In the hi-tech age we live in, it’s never been easier to keep in contact with people. Most of us have a mobile phone and the many social media sites there are mean we can pretty much find out what our friends and family are doing at any time.
But, sadly, there are many Doncaster people who still feel socially isolated and excluded from the rest of society to the point that it is affecting their emotional well-being and mental health.
That’s why I was delighted to learn of a Doncaster woman’s success in turning her own life round with the help of a community ‘peer support’ project our clinical commissioning group is jointly funding with Doncaster Council.
Eighteen months ago Lyn Bailey was shy, lacking in confidence and struggling to make ends meet.
But now, after benefiting from support from an Intake-based community group, the married mum of four is now helping others overcome the same social problems she used to have.
She now travels around the borough as a volunteer, teaching crochet and knitting to community groups as part of peer support teaching project run by the People Focussed Group (PFG).
Desperation brought Lyn, 46, from Highfields, to the PFG’s Intake-based Wellness Centre. She has a sight and hearing disability and an autistic son and couldn’t pay the bills. She was relying on handouts and food banks and was pretty much at the end of her tether.

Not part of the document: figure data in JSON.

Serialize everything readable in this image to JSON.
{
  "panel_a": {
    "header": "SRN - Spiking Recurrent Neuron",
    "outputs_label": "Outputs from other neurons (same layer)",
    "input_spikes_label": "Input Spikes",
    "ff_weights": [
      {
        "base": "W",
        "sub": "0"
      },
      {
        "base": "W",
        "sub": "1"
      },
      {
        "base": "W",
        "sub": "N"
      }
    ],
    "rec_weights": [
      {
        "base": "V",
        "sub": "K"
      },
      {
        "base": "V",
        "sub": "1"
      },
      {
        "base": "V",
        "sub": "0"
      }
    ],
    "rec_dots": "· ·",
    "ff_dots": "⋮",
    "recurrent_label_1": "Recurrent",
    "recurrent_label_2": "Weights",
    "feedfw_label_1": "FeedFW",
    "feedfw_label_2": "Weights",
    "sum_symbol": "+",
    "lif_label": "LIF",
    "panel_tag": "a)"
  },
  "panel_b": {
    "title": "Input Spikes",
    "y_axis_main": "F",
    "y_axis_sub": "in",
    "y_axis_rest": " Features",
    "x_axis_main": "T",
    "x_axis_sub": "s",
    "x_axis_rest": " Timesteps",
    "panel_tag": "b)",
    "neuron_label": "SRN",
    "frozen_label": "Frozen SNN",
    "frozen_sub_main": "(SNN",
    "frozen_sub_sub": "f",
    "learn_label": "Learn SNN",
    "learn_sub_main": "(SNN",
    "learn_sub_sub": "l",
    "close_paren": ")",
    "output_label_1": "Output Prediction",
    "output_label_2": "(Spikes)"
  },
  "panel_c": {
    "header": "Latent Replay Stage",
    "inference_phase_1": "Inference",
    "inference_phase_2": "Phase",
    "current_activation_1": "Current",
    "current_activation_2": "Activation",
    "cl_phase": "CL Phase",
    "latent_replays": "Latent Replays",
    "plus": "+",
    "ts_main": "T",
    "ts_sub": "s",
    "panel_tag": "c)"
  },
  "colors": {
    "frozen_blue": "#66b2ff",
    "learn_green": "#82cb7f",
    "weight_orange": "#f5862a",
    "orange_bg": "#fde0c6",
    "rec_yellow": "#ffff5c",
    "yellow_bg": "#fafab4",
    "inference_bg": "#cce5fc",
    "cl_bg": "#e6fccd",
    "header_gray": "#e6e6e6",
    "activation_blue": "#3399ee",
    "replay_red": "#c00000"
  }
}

Lyn felt like the world was against her and went to PFG because, quite simply, she didn’t know of anywhere else to go. There she received the kindness and support that helped build up her self-confidence.
Now she’s a far cry from the introverted person she used to be and volunteers up to seven days a week. She enjoys passing on her craft skills to others and it’s pretty clear that she couldn’t have dreamed about doing that 18 months ago.
PFG’s role is to teach groups and organisations how to provide peer support. In a sense, they are really teaching people to help those who feel they have no hope.
So Lyn is a great success story. She has developed great problem solving skills and has become more outgoing to the point that she is now able to teach others.
Doncaster’s communities, particularly the former mining ones, were renowned for supporting each other, but we have lost some of that spirit over the years. Hopefully this ‘people helping people’ project is helping to bring it back.